Try the clairvoyant. Several correspondents suggest that the spiritualists should be called in. Where are Messrs. Stuart Cumberland and Irving Bishop??

Handwriting expert. – Jack the Ripper’s letters may be genuine. Why not have them photographed and widely circulated?

People Gathered round a table holding a seance.
A Seance In progress


Baby-faced pugilists. – Policemen have beards, bass voices, and big feet. Give the pugilists a chance. There are numbers of well-trained pugilists in Shoreditch and Whitechapel, who are, many of them young, and, as is the custom in their profession, clean-shaved. Twenty game men of this class in women’s clothes loitering about Whitechapel would have more chance than any number of heavy-footed policemen.

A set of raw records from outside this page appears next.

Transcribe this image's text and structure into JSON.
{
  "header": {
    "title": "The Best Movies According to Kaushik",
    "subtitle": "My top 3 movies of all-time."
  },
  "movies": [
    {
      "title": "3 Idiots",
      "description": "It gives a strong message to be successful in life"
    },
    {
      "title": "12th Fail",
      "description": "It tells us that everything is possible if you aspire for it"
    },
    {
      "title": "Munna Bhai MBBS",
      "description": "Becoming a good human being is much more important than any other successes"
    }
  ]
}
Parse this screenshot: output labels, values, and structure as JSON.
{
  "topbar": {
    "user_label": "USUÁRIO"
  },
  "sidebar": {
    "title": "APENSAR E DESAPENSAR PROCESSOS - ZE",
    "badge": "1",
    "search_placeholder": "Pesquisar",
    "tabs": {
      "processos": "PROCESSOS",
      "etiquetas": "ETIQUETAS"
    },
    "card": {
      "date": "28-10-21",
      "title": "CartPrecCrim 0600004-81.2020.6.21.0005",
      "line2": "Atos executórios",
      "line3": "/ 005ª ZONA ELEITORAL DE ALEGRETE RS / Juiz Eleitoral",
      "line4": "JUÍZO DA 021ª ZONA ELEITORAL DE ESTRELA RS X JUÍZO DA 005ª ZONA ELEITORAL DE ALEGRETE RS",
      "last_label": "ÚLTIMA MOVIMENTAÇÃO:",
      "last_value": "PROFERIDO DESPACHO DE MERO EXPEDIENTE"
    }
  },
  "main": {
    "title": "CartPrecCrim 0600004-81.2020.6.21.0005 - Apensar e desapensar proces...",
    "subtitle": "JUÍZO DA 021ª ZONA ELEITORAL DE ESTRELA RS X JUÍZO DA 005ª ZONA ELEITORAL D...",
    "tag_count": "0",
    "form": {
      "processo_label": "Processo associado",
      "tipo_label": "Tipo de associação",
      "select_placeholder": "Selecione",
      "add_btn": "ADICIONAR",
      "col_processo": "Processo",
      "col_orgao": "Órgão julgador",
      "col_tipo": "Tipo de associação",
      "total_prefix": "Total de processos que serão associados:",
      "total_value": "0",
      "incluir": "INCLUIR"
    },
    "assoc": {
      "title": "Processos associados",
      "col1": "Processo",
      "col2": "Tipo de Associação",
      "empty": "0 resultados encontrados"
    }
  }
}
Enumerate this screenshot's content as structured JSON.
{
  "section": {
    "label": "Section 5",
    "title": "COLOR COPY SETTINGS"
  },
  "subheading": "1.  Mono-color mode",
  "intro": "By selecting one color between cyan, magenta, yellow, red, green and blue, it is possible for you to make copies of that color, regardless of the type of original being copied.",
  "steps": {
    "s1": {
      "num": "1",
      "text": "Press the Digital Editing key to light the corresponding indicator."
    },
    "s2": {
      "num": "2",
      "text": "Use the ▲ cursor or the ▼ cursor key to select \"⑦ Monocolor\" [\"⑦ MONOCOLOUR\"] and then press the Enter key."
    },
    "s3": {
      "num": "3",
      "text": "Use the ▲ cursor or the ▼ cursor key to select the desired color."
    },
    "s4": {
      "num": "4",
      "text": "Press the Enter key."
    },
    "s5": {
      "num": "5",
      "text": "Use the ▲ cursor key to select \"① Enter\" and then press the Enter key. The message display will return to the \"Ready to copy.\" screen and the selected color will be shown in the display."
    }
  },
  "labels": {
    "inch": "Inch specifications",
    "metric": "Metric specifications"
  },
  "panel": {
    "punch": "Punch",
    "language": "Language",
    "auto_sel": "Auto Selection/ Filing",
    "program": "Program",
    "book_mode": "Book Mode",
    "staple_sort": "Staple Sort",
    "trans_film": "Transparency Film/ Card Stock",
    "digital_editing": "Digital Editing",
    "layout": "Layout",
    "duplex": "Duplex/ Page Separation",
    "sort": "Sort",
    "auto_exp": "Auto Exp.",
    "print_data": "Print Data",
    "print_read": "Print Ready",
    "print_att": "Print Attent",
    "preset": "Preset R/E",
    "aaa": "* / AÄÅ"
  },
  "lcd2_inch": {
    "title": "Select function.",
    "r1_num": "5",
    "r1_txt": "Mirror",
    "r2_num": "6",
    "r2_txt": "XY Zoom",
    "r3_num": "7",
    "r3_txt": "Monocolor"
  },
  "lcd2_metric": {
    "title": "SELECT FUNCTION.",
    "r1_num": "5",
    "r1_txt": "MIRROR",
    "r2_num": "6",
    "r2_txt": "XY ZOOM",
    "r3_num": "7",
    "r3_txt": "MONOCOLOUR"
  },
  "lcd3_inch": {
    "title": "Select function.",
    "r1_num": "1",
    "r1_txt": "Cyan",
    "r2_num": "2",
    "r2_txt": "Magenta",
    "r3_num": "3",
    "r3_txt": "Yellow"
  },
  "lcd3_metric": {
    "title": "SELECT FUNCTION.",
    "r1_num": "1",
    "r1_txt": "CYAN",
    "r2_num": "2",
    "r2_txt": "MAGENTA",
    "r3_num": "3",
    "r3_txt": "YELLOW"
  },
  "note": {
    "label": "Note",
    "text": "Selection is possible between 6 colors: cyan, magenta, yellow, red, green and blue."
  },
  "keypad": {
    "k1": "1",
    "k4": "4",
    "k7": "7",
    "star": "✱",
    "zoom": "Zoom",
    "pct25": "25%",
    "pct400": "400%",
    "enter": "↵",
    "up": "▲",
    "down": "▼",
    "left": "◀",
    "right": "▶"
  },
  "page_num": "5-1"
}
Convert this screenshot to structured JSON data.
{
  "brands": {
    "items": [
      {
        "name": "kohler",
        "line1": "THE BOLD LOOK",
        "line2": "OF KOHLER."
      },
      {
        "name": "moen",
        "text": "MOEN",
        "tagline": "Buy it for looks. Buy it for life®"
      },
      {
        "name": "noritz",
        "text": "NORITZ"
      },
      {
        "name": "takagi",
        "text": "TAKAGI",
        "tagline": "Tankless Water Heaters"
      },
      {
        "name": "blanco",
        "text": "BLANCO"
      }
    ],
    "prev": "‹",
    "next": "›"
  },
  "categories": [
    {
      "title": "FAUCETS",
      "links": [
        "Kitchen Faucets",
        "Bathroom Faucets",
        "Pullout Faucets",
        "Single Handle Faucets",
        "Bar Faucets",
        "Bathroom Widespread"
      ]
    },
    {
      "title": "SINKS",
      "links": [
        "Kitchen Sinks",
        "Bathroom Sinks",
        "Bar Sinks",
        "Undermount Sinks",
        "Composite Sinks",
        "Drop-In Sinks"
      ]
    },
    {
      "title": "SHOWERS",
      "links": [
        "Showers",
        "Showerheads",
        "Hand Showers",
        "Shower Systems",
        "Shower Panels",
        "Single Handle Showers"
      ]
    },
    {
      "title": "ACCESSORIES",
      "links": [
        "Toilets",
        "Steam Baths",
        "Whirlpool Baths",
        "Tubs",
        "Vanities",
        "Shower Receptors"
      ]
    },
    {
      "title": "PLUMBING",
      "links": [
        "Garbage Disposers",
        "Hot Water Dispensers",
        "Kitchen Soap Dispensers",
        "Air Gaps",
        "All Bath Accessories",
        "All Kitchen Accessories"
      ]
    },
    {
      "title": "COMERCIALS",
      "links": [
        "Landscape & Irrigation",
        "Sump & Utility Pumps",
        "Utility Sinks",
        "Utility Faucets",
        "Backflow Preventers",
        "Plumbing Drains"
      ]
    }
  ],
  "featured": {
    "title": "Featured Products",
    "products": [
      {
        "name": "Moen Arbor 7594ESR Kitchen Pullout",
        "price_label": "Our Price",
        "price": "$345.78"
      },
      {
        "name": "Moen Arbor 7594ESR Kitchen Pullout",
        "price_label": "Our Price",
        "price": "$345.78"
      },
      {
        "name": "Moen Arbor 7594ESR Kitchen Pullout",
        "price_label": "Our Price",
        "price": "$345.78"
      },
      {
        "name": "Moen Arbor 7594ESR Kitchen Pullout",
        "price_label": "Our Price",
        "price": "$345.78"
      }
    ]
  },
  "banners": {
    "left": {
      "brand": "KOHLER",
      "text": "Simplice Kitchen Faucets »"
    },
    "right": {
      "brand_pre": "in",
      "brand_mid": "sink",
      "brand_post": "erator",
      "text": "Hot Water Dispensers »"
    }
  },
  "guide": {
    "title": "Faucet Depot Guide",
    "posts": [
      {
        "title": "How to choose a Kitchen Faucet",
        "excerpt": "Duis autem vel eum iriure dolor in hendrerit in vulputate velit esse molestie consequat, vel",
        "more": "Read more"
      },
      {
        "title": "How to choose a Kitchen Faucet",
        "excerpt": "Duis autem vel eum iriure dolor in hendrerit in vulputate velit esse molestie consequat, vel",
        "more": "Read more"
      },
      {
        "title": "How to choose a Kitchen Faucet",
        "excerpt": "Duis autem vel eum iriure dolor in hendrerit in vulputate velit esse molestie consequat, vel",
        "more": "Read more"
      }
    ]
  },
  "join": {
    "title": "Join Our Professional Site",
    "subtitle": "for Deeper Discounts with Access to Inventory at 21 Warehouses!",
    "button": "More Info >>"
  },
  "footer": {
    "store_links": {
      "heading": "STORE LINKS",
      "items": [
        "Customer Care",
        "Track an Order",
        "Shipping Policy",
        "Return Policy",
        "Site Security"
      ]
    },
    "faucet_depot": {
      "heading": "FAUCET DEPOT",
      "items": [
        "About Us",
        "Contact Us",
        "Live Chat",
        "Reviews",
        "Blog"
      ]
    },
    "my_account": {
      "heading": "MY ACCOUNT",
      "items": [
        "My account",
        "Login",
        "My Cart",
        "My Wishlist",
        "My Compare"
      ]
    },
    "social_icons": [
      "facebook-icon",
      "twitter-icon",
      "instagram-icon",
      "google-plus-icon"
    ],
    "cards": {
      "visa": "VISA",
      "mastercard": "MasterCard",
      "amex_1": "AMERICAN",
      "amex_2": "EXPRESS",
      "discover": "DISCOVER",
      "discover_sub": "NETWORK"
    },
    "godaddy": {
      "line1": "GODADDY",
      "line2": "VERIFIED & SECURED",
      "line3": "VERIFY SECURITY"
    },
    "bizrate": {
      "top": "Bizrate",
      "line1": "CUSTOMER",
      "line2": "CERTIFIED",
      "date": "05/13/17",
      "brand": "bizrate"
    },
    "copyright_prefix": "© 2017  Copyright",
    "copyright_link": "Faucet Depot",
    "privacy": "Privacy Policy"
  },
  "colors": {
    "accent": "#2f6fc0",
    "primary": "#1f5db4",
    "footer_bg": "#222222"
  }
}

Jekyll and Hyde. – Possibly the culprit is an army doctor suffering from sunstroke.

He has seen the horrible play, lives in Bayswater or North London, in perhaps a decent square or terrace, dresses well.

Goes out about 10 P. M. straight to Whitechapel.

Commits deed.

Home again to breakfast.

Wash. Brush-up. Sleep. Himself again – Dr. Hyde.

Meantime, everybody scouring the scene of the tragedy for the usual type of a murderer.

Actor Richard Mansfield transforming himself into Mr Hyde
Jekyll and Hyde


The enterprising newspaper (4d. ). – Seek the person who profits by the crime.

“I venture,” says a correspondent, “to affirm that no one will be bold enough to deny that the occurrence of these murders has caused a very large sum of money to be diverted into the pockets of the proprietors of some evening papers.

The inference is obvious:- the silly season is sillier than was ever known.

A syndicate could easily be formed to provide the £20 which Mr. Wynne Baxter’s experience as a coroner teaches him is sufficient inducement to an unscrupulous person, and the amount of ‘copy’ produced by the expenditure of this moderate sum is practically unlimited.”

A photograph of Coroner Wynne Baxter.
Coroner Wynne Baxter. From The Illustrated London News.


The lunatic of Leavesden. – Twelve months ago an inmate of the lunatic asylum at Leavesden escaped.

The local paper warned females against being out at night in the neighbourhood, as this man was dangerous only to women.

Where is he?


The cryptogrammatic dagger. – In examining the chart representing the locality of the Whitechapel murders, says one, it is curious to observe that lines drawn through the spots where the murders were committed assume the exact form of a dagger, the hilt and blade of which pass through the scenes of the sixth, second, first, and third murders, the extremities of the guard making the fourth and fifth.

Can this possibly afford a clue to the position of the next atrocity?”